La violenza psicologica è al centro di tutto: è quella che emerge per prima e che ha effetti immediati. Tuttavia, la violenza di genere è quasi sempre multifattoriale, comprendendo anche forme economiche e fisiche. Quando le donne si rivolgono ai centri antiviolenza, spesso non hanno una chiara percezione di ciò che stanno vivendo. Serve il supporto delle operatrici per identificare il problema e avviare un percorso. Denunciare richiede molto coraggio e forza: il percorso legale è lungo e complesso, e le donne hanno bisogno di sostegno costante.
Esistono oggi strumenti davvero efficaci per contrastare la violenza sulle donne?
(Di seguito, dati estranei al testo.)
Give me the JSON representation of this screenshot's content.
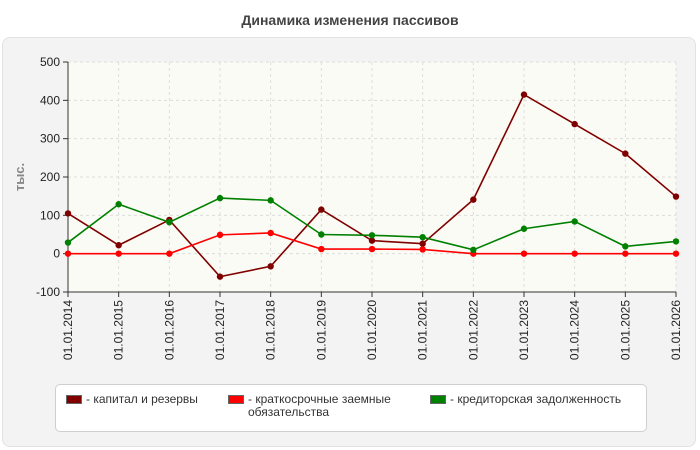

Dal punto di vista legislativo, l’Italia ha un sistema ben articolato, riconosciuto anche a livello europeo. Il problema è l’applicazione delle leggi:
non servono nuove norme, ma una corretta implementazione di quelle esistenti. È fondamentale investire sulla prevenzione, come indicato dalla Convenzione di Istanbul. Purtroppo, oggi si interviene solo con iniziative sporadiche
Dopo la morte di Giulia Cecchettin, si è parlato molto di educazione nelle scuole, ma cosa è stato fatto concretamente? Interventi sporadici, di cui non conosciamo nemmeno i risultati. Serve un’azione sistemica, con programmi strutturati e a lungo termine. Trasformare una società che tollera la violenza sulle donne richiede pianificazione e un impegno costante. Al momento, prevale una preoccupante inerzia istituzionale.